Michael Chui of McKinsey & Co.'s global research arm happened to visit the Twin Cities on the last (hopefully) snowy day of the season, and he pointed out a self-driving car would have had a rough day here.
Chui, a leader of the firm's research in "disruptive technologies" like artificial intelligence, sees autonomous vehicles on the streets of the San Francisco Bay Area, where he lives. But they have a ways still to go.
Recognizing a stop sign is easy for a machine, unless some person messes with the sign by putting stickers on it. Then it might be read not as an instruction to stop, according to a study a couple of years ago, but as a speed limit sign. That's obviously dangerous.
Chui described self-driving car technology as "amazing" as it is right now, but he knows mass adoption of this kind of technology isn't happening anytime soon.

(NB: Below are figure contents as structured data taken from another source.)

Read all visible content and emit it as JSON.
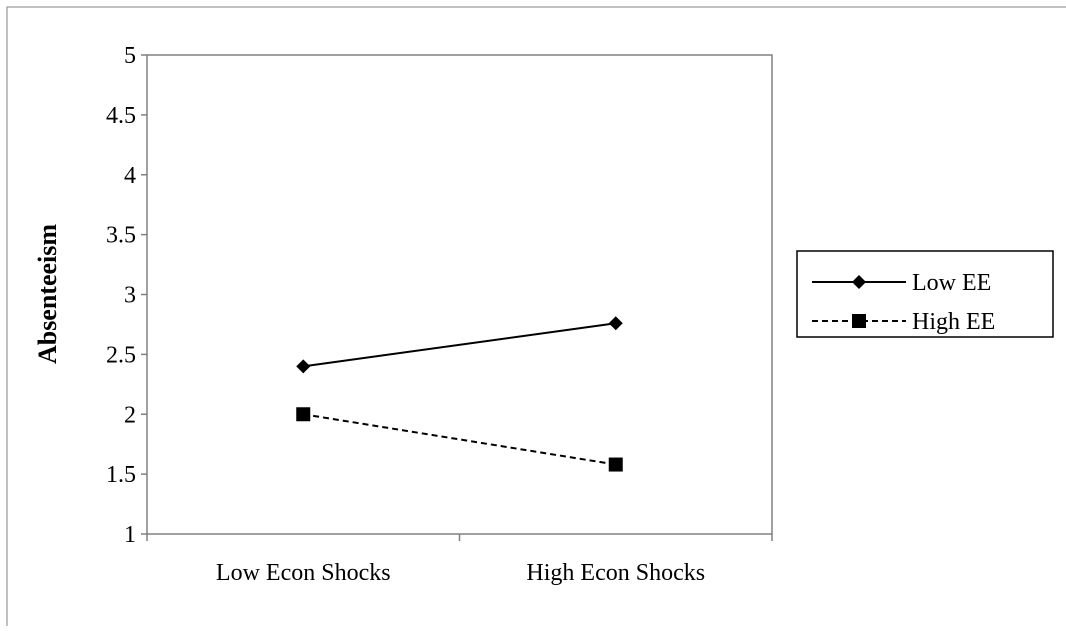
{
  "chart_data": {
    "type": "line",
    "title": "",
    "xlabel": "",
    "ylabel": "Absenteeism",
    "categories": [
      "Low Econ Shocks",
      "High Econ Shocks"
    ],
    "ylim": [
      1,
      5
    ],
    "yticks": [
      "1",
      "1.5",
      "2",
      "2.5",
      "3",
      "3.5",
      "4",
      "4.5",
      "5"
    ],
    "grid": false,
    "legend_position": "right",
    "series": [
      {
        "name": "Low EE",
        "values": [
          2.4,
          2.76
        ],
        "marker": "diamond",
        "line_style": "solid",
        "color": "#000000"
      },
      {
        "name": "High EE",
        "values": [
          2.0,
          1.58
        ],
        "marker": "square",
        "line_style": "dashed",
        "color": "#000000"
      }
    ]
  }
}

But here's the equally important message he had last week: We need that time, before technologies like autonomous vehicles blossom, to figure out how to get millions of people into different kinds of paid work or how to pay them in new ways for what they do.
Chui is a partner with the McKinsey Global Institute, created by the consulting company McKinsey. He has a Ph.D. and described himself as a private-sector professor, but he also has experience as a problem-solver in other jobs.
He has lately been working mostly on the expected effect on work and business of artificial intelligence, a term that to him means "technologies that allow machines to accomplish cognitive functions, i.e., those that people associate with human minds."
It was research by Chui and his group a couple of years ago that made news by concluding that maybe half of the work people do could be taken over by machines with what they called "currently demonstrated technologies," which meant the invention phase was already over. And six out of 10 occupations could have up to 30% of their work done by machines.